ASEAN leaders agreed in 2003 to grant visa exemptions for ASEAN citizens but until now that vision has not been materialized. Cambodia, for example, has not agreed to give up its visa requirement for Thai and Vietnamese visitors.

Under a basic bilateral agreement between Thailand and Vietnam expected to be signed in the near future, Vietnamese cars will be allowed to enter the northeastern part of Thailand through Route 9 of the East-West Corridor, which passes through the Lao Bao border gate between Vietnam and Laos, through Savannakhet and then to Mukdahan.
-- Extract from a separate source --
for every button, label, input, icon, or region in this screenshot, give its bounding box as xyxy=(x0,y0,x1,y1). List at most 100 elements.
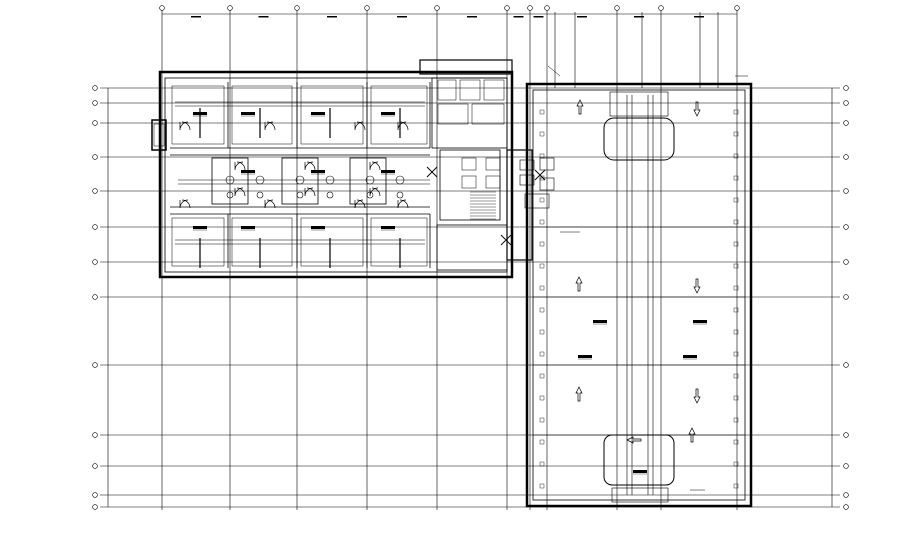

Likewise, Vietnam will allow right-hand-drive cars from Thailand to enter the central part of Vietnam, according to Sompong. The Thai consul also pointed out, however, that Vietnam still has no agencies to issue international driving licenses.
 

  

Some tour operators in the region have expressed concern that overland tourism in the region might attract merely backpackers, but authorities say that among backpackers are those who have potential to revisit the region when they become wealthier. But a tourism expert who requested anonymity said it will be an uphill task for countries in the region to promote the overland tourism among Mekong countries.

''It is the policy of government. It is a political-driven project rather than a market-driven policy. It is not truly realistic, but the state tourism agencies have to carry on their promotion campaign efforts,'' the expert said.